For enum Foo(int), value() returns int and from_value() takes int.

External representation

The associated value is the enum's canonical external representation anywhere a value enum crosses a data boundary:

  • String display emits the value, not the variant name ("production" not "Prod").
  • Serialization emits the value, not the variant name.
  • Deserialization matches on the value ("production"Env.Prod).
  • Future configuration and environment resolution hooks should use the same value table when resolving value enum inputs.
  • Language-level parsing surfaces use the same value table and failure semantics as from_value(), adapted to the parsing API's result type.

Backends may realize this through generated display/parsing helpers, per-variant serialization metadata, or equivalent hooks. The emitted code shape is implementation detail; the language-level contract is that all external representations of a value enum converge on the associated value.

Lowering model

Backends should lower value enums to an ordinary closed enum representation plus generated helpers for value lookup, reverse lookup, display behavior, parsing, and any serialization metadata required by the chosen backend. The exact emitted code shape is implementation detail; the language-level contract is the generated method surface and external representation described above.

For IntEnum, the same model applies with integer-valued lookup and reverse lookup rather than string parsing.

Design details

Proposed Syntax

The value type specifier (str) or (int) appears after the enum name, before the colon. This mirrors Python's class Env(StrEnum): parenthesized base class syntax while remaining consistent with Incan's existing enum Name: declaration pattern.

enum Name(str):     # StrEnum
enum Name(int):     # IntEnum
enum Name:          # Regular ADT enum (unchanged)
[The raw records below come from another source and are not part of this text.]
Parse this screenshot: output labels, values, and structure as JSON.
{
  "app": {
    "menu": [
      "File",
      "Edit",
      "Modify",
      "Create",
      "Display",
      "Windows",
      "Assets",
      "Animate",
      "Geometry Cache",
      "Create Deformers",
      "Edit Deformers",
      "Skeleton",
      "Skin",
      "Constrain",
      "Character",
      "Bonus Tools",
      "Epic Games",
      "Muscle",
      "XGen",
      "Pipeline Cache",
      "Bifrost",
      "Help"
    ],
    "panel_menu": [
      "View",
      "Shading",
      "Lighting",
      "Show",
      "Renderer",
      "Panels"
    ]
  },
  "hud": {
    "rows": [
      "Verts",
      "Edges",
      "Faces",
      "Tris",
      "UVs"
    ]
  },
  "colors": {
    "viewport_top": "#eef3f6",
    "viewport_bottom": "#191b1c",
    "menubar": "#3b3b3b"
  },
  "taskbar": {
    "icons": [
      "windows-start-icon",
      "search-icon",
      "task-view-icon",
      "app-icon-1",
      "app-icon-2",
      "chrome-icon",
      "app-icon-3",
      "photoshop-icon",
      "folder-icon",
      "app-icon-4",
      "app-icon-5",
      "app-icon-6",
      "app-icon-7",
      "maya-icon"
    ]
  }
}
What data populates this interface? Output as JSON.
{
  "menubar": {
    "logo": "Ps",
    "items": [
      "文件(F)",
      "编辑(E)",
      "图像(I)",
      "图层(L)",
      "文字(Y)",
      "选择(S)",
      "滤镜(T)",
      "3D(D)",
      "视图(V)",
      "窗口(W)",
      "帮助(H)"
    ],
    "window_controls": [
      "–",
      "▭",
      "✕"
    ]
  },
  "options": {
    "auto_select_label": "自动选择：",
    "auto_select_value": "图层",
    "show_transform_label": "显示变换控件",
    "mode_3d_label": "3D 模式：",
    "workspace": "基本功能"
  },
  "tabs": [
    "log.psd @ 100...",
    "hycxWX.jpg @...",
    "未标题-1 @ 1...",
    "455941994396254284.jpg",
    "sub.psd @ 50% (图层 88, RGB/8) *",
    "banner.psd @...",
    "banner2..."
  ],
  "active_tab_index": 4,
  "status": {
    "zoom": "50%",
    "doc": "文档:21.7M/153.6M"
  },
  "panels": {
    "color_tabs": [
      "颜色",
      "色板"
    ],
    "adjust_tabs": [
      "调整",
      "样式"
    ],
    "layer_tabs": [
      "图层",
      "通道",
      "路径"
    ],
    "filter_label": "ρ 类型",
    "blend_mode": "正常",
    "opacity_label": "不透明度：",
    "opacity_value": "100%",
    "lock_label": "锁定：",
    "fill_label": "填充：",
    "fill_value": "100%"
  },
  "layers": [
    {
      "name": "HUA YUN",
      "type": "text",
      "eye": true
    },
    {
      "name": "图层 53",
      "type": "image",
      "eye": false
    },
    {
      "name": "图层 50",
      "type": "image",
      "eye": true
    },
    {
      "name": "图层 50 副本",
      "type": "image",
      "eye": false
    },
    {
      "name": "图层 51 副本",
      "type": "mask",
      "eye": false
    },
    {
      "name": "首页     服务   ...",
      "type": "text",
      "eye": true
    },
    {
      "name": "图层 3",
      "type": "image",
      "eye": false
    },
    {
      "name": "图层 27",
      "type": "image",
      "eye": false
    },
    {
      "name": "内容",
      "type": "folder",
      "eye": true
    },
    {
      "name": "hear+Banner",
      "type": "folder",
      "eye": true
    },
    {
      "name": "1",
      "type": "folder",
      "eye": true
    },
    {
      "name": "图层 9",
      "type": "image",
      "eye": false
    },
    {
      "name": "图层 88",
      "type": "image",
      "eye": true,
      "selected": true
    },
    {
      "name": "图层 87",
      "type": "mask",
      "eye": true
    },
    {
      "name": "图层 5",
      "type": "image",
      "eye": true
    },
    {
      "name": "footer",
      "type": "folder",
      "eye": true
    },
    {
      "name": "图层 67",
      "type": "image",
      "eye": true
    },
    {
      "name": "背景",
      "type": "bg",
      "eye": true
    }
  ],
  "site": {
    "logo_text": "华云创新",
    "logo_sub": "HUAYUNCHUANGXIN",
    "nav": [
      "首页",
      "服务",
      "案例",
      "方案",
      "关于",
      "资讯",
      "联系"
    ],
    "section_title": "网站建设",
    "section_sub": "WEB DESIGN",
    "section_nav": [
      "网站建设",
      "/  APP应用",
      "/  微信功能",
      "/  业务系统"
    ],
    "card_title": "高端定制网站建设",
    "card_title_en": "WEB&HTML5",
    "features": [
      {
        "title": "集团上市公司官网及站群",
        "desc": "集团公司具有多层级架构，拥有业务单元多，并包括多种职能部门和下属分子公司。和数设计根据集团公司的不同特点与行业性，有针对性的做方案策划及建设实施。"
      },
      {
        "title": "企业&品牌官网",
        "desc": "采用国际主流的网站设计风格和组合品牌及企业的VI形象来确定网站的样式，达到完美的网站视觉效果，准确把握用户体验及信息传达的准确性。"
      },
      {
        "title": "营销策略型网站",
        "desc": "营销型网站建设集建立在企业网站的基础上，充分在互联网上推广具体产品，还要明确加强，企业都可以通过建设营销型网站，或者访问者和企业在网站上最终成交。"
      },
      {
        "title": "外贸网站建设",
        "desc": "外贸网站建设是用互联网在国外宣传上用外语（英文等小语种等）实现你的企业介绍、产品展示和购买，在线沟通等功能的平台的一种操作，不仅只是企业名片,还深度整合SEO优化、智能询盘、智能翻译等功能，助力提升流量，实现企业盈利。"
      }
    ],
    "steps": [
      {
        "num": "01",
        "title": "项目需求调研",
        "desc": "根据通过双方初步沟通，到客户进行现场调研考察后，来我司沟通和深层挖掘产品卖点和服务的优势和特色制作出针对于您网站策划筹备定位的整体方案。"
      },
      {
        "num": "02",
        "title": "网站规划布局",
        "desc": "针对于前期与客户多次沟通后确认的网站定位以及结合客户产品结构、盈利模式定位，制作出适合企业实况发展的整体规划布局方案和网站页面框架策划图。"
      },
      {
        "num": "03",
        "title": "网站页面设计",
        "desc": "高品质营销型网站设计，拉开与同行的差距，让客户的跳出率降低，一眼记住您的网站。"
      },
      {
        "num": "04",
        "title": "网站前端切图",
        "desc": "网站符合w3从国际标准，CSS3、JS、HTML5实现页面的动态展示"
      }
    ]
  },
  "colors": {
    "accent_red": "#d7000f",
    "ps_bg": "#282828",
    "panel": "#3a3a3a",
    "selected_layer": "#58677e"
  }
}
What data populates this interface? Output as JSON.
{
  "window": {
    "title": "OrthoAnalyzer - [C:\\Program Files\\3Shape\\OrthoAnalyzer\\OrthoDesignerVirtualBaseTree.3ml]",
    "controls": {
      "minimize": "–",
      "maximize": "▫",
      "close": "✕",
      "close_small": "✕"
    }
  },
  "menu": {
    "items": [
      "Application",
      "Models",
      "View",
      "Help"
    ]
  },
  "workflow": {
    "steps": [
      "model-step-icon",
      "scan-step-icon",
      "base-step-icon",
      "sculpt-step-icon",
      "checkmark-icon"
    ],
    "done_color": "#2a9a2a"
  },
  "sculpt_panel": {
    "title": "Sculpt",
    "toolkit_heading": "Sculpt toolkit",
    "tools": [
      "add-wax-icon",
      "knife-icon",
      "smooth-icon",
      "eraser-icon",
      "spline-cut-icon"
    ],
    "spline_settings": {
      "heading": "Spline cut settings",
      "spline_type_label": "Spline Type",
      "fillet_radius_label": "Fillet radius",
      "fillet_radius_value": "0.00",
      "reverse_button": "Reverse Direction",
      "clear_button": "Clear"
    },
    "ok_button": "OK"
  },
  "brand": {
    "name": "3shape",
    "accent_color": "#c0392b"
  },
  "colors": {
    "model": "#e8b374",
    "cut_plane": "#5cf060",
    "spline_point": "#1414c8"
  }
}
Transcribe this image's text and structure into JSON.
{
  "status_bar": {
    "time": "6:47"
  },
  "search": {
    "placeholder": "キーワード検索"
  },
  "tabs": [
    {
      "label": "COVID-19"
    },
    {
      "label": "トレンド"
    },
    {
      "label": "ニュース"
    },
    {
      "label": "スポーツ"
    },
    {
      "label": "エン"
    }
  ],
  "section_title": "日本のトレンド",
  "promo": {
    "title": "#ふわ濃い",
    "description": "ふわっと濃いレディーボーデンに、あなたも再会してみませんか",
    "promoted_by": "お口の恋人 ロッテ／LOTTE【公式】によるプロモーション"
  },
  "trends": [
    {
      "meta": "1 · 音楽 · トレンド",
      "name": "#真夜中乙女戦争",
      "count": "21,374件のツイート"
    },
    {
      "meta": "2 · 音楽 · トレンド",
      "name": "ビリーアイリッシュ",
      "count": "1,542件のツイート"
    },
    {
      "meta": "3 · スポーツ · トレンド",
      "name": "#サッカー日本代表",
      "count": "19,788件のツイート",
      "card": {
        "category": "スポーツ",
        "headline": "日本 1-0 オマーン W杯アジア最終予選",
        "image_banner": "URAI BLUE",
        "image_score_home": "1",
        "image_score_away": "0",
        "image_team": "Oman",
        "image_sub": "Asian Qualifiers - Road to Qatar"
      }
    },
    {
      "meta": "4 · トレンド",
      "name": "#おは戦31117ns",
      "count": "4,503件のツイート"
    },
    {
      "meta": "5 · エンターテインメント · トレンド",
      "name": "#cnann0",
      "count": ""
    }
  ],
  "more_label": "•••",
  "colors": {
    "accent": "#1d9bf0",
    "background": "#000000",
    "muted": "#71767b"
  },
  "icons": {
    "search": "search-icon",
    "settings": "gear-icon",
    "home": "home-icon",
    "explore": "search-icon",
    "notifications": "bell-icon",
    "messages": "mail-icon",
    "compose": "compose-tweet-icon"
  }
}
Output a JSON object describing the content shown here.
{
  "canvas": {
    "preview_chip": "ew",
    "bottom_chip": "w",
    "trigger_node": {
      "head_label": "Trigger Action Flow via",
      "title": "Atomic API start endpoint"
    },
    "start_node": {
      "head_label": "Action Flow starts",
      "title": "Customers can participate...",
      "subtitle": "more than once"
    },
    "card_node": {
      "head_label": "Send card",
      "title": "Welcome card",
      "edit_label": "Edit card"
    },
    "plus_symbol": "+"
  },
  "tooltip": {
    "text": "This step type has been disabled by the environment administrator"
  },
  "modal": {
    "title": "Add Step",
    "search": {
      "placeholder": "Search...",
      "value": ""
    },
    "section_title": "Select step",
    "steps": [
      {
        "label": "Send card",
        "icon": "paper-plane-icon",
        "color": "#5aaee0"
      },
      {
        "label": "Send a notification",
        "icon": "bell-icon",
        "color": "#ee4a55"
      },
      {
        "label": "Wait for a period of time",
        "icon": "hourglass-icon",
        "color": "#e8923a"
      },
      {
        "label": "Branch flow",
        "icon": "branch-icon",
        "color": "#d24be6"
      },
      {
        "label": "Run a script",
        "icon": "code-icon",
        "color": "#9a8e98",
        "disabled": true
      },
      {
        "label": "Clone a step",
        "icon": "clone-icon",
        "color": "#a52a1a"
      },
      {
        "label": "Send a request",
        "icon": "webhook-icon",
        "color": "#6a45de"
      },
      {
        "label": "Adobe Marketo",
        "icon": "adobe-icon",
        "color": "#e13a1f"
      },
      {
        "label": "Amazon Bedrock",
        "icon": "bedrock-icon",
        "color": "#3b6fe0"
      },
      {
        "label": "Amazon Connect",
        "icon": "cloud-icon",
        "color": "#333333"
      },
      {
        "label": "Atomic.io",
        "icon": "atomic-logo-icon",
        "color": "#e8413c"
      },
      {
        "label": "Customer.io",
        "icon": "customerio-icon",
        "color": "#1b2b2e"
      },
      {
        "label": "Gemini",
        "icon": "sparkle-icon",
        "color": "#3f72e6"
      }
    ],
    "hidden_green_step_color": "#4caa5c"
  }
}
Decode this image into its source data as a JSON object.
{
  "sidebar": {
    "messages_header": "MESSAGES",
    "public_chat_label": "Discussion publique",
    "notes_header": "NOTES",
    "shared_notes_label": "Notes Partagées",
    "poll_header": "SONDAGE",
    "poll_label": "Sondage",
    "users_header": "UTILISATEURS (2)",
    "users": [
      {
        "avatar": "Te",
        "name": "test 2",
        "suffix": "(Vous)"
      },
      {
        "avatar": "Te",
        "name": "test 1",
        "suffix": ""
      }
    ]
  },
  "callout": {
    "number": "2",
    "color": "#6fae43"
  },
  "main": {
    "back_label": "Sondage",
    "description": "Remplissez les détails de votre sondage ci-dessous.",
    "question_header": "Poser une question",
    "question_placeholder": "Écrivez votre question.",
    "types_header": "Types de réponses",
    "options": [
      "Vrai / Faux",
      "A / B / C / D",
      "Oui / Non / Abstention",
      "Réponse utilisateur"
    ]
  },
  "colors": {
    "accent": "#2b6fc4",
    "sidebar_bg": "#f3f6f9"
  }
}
If RFC 050 enum trait adoption is available, the with clause follows the value type specifier:

enum Env(str) with Display:
    Dev = "development"
    Prod = "production"

Semantics

  • Value enums are not subtypes of their value type. Env is not str. Use .value() to extract.
  • from_value() returns Option — invalid values are not errors, they're None. This lets callers decide how to handle unknown values (error, default, etc.).
  • String display uses the value, not the variant name. This is intentional: when you print() or interpolate a value enum, you get the wire format. Use .message() for the variant name.
  • Language-level parsing follows the same matching as from_value() but reports failure through the target parsing API rather than returning Option.

Interaction with existing features

Pattern matching: Value enums match by variant, not by value. case Env.Dev: matches the variant, regardless of the associated value. To match on the raw value, use match env_string: case "production": ....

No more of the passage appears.